Bayerns Mittelfeld: Roca trumpft auf, Tolisso steckt fest
- Aktualisiert: 09.02.2021
- 22:08 Uhr
- ran.de/David Kreisl
Der FC Bayern reiste zur Klub-WM in Katar, um mit einem Titelgewinn Geschichte zu schreiben. Das sportlich wenig aussagekräftige Turnier liefert Trainer Hansi Flick im Hinblick auf sein Mittelfeld aber unerwartet wertvolle Erkenntnisse.
München – In der Nacht von Freitag auf Samstag trug sich, sofern man dem Ad-hoc-Narrativ der Kluboberen glaubt, eines der größten Dramen der jüngeren Klubgeschichte des FC Bayern zu.
Wegen einer fehlenden Starterlaubnis hob der Flieger des Rekordmeisters nicht um Mitternacht, sondern erst mit einigen Stunden Verspätung am Samstagmorgen in Richtung Katar zur Klub-WM ab. Die Bayern-Granden rechtfertigten ihre Wut ("Skandal ohne Ende", meinte Hoeneß) und Verschwörungstheorien ("In Brandenburg ist einer, der den FC Bayern nicht mag", vermutete Karl-Heinz Rummenigge) auch damit, dass die Münchner auf ihrer Weltpokal-Mission ja schließlich ganz Deutschland im internationalen Fußball vertreten würden.
Diejenigen, die es nicht mit den Bayern halten, und ehrlicherweise wohl auch viele, die es tun, waren eher amüsiert darüber, wie gewaltig die Worte über das Malheur im Vorfeld des Turniers ausfielen, das nicht nur wegen seines Austragungsorts umstritten ist.

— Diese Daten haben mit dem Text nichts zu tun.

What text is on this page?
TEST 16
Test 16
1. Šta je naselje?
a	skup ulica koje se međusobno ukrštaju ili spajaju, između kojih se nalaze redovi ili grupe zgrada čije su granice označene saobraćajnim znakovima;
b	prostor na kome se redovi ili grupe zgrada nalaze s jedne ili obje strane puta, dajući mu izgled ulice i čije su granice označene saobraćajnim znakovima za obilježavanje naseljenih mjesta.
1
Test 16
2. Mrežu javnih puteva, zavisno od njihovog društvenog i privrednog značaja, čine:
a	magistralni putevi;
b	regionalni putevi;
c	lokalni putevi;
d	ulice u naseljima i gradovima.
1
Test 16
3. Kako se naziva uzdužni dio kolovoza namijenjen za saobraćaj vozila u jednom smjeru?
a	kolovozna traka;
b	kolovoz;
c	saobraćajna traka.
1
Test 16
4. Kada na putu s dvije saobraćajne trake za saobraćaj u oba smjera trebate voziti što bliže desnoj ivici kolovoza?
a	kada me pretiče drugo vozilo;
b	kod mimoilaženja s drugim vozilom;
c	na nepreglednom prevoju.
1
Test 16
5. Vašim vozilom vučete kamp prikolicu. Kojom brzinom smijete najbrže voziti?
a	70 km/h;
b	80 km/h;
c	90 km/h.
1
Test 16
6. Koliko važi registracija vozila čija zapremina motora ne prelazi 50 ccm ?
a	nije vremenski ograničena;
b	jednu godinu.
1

Nein, auch sportlich ist der Wert der FIFA-Klub-Weltmeisterschaft traditionell überschaubar. Der Pokalgewinn ist ein schöner Zusatz für den Briefkopf, für den FCB in diesem Jahr aber noch mehr: Gewinnen die Münchner, würden sie ihre sechste Trophäe binnen einer Saison holen. Ein solches Sextuple gelang zuvor nur einer Mannschaft in der Geschichte: dem FC Barcelona, 2009 unter Pep Guardiola.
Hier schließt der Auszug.